Overall this is fun but not sure anyone in their right mind will be selecting an LLM based on this IQ benchmark
jedberg
The IQ curve is designed so that 100 is average. So two of your questions can be answered with math:
> average US IQ
100
>human 80th percentile
113
The last one, Ivy League average, can be guessed based on published data. The median SAT score of an Ivy League attendee is 1500. A 1500 on the SAT is roughly an IQ of 130-140.
So in theory, the median Ivy League attendee is at the genius level.
Gimpei
I’m surprised the score isn’t higher. What’s to stop an LLM from training on the complete corpus of IQ tests. I assume they’d get perfect scores
pico303
I was thinking that too. I wouldn’t even trust that the “offline” tests didn’t have the questions and answers posted online somewhere. This might really be an analysis of how extensive the dataset is for each LLM, not how much smarter one LLM is from another.
ComputerGuru
Really curious that o4-mini scores (slightly) higher than o4-mini-high.
For whatever this benchmark is worth, it's yet another metric showing Gemini 2.5 Pro is really one of the best all-around models (despite being a bit older now), and available without a subscription.
while_true_
On the MENSA IQ test GPT-Pro got 34 out 35 correct for an IQ of 148. Very good. Rumor has it the one question it missed had something to do with instances of "b" in "blueberry."
jonplackett
Really need to use a CDN before you get #1 on HN
charles_f
I'm on a shared hosting instance with relatively low resource allocation but reasonable bandwidth, and made #1 several times while never having issues loading. As long as your content is static and doesn't generate load on your server, you should be fine serving a lot of concurrent requests. Issues start when serving content relies on a database, or you serve large content
diggan
I mean not really, as always you just need to make sure you're not doing 10s of dynamic calls for each page load and if you do, add some minute-long cache at least. Most of the stuff that gets hugged to death really shouldn't, most of the times it's just static content that is trivial to host on even $10/month instances.
FranOntanaya
The amount of calls on some pages displaying the simplest stuff is mind-boggling. 160 requests for a page just displaying a HTML5 video and a title, 360 requests for a Reddit page, it's nuts.

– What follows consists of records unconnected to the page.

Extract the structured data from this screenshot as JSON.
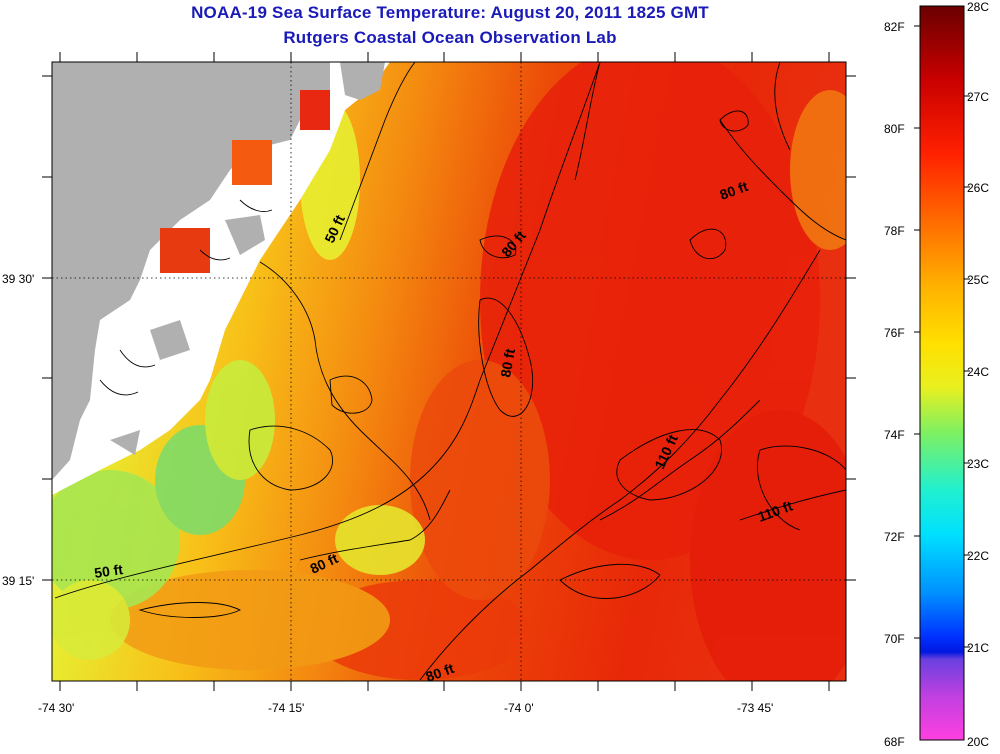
{
  "title": "NOAA-19 Sea Surface Temperature:  August 20, 2011 1825 GMT",
  "subtitle": "Rutgers Coastal Ocean Observation Lab",
  "axes": {
    "lon_ticks": [
      "-74 30'",
      "-74 15'",
      "-74 0'",
      "-73 45'"
    ],
    "lat_ticks": [
      "39 30'",
      "39 15'"
    ]
  },
  "contour_labels": {
    "c1": "50 ft",
    "c2": "50 ft",
    "c3": "80 ft",
    "c4": "80 ft",
    "c5": "80 ft",
    "c6": "80 ft",
    "c7": "80 ft",
    "c8": "110 ft",
    "c9": "110 ft"
  },
  "colorbar": {
    "fahrenheit": [
      "82F",
      "80F",
      "78F",
      "76F",
      "74F",
      "72F",
      "70F",
      "68F"
    ],
    "celsius": [
      "28C",
      "27C",
      "26C",
      "25C",
      "24C",
      "23C",
      "22C",
      "21C",
      "20C"
    ]
  },
  "colors": {
    "land": "#b0b0b0",
    "title": "#1a1ab8",
    "warm": "#e8280c",
    "cool": "#78e060"
  }
}
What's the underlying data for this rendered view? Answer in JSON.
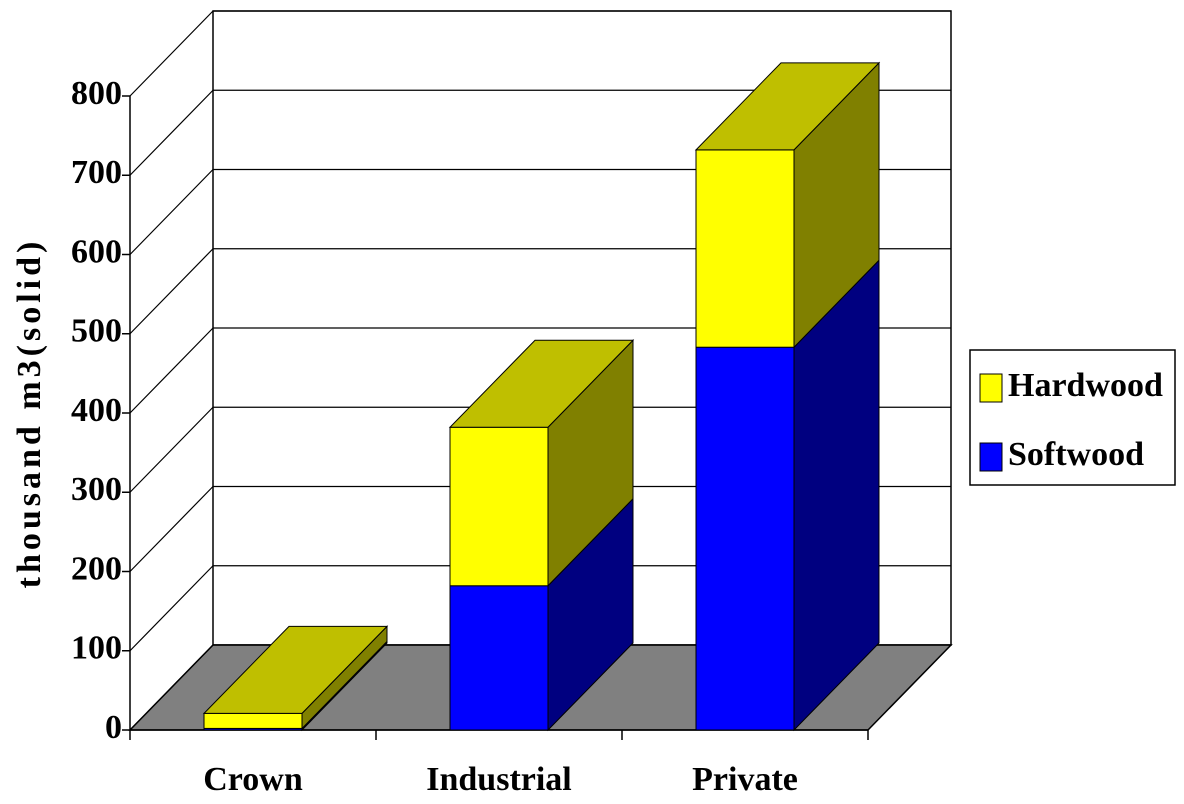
{
  "chart_data": {
    "type": "bar",
    "stacked": true,
    "y_label": "thousand m3(solid)",
    "categories": [
      "Crown",
      "Industrial",
      "Private"
    ],
    "series": [
      {
        "name": "Softwood",
        "color": "#0000ff",
        "values": [
          2,
          182,
          483
        ]
      },
      {
        "name": "Hardwood",
        "color": "#ffff00",
        "values": [
          19,
          200,
          249
        ]
      }
    ],
    "ylim": [
      0,
      800
    ],
    "yticks": [
      0,
      100,
      200,
      300,
      400,
      500,
      600,
      700,
      800
    ],
    "grid": true
  }
}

We don't need to be like this.
yetihehe
"We and our 350 partners care about your privacy".
stared
It was not my intention to bring the HN hug of death.
(For a reference, I shared a link, I am not the author.)
habibur
caching is the solution. don't serve dynamic content w/o html caching.
kator
LLM vibe coded site and architecture?
mirekrusin
How many microservices, sql joins, distributed kafka piplelines etc. we currently recommend for serving static, public article?
scotty79
Dumping things on Cloudflare is clever architecture now?
null
ekianjo
not if you have a static site
The way human IQ testing developed is that researchers noticed people who excel in one cognitive task tend to do well in others - the “positive manifold.”

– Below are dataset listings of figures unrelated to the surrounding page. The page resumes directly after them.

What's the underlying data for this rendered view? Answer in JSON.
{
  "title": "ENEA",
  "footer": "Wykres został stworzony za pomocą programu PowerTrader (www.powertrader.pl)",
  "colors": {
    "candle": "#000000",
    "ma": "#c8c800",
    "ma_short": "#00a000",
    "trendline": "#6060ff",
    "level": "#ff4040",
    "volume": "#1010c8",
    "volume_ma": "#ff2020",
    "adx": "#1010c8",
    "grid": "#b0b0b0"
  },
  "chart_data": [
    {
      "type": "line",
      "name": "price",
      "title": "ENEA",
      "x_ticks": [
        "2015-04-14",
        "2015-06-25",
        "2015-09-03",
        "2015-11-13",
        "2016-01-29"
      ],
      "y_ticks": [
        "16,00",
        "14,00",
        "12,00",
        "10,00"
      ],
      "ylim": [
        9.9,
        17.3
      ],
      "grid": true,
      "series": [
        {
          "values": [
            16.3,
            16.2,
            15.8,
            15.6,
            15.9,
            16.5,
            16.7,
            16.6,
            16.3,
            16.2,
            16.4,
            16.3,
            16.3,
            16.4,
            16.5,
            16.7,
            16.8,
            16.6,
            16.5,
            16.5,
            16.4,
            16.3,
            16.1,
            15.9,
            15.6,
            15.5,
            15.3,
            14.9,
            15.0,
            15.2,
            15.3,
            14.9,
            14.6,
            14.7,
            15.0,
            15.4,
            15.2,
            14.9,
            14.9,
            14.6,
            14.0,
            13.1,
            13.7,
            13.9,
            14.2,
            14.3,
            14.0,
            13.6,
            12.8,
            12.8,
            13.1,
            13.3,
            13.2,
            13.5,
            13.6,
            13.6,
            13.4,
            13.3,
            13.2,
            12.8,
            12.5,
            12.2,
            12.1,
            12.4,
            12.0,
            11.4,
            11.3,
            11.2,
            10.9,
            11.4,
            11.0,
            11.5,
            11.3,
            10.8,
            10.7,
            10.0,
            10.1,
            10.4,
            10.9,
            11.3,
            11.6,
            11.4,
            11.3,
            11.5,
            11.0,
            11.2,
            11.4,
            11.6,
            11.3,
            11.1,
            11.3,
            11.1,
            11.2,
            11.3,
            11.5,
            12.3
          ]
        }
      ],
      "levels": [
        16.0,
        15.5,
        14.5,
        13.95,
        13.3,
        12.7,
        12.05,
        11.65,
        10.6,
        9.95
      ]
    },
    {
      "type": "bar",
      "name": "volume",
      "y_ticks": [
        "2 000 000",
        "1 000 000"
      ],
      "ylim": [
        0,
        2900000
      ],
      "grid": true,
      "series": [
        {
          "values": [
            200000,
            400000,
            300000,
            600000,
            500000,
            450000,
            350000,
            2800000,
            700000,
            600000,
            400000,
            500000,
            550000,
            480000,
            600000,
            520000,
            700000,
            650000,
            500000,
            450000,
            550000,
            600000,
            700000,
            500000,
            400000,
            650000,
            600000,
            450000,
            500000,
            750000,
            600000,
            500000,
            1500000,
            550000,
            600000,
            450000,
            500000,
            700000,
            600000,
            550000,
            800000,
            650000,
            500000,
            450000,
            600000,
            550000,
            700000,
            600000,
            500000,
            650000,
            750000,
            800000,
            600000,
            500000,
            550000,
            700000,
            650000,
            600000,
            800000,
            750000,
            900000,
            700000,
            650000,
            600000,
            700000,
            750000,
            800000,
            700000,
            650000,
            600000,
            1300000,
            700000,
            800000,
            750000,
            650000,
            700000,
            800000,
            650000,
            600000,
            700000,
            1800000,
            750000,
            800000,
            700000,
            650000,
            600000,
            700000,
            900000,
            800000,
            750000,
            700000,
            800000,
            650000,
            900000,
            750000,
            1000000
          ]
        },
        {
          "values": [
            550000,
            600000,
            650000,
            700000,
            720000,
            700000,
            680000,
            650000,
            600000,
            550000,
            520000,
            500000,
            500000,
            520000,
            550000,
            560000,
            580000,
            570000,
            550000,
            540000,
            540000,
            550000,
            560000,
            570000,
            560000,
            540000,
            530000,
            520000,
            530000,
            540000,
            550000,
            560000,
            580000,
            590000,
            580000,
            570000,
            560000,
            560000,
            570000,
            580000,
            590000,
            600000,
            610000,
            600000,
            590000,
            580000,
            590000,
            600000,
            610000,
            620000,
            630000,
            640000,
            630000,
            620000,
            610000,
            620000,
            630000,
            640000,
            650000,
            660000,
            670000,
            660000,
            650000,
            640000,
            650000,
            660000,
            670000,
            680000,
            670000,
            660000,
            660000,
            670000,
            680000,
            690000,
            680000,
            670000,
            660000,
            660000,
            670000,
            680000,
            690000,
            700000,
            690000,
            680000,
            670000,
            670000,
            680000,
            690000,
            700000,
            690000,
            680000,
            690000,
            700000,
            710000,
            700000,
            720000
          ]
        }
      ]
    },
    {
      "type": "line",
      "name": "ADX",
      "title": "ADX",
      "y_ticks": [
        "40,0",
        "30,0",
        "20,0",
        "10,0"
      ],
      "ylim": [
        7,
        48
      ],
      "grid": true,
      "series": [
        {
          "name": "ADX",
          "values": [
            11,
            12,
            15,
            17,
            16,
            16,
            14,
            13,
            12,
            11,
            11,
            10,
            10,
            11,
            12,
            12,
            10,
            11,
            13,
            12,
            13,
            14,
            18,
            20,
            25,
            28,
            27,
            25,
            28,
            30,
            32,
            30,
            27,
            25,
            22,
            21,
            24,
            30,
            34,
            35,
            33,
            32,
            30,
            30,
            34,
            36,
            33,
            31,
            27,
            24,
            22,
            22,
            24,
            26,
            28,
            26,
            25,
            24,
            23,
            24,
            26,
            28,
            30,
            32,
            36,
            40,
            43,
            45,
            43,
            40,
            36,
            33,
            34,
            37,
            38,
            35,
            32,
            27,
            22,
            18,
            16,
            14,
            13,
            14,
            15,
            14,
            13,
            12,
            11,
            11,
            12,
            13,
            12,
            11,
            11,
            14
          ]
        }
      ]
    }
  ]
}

They then hypothesized a general factor, “g,” to explain this pattern. Early tests (e.g., Binet–Simon; later Stanford–Binet and Wechsler) sampled a wide range of tasks, and researchers used correlations and factor analysis to extract the common component, then norm it around 100 with a SD of 15 and call it IQ.
IQ tend to meaningfully predicts performance across some domains especially education and work, and shows high test–retest stability from late adolescence through adulthood. It is also tend to be consistent between high quality tests, despite a wide variety of testing methods.
It looks like this site just uses human rated public IQ tests. But it would have been more interesting if an IQ test was developed specifically for AI. I.e. a test that would aim to Factor out the strength of a model general cognitive ability across a wide variety of tasks. It is probably doable by doing principal component analysis on a large set of benchmarks available today.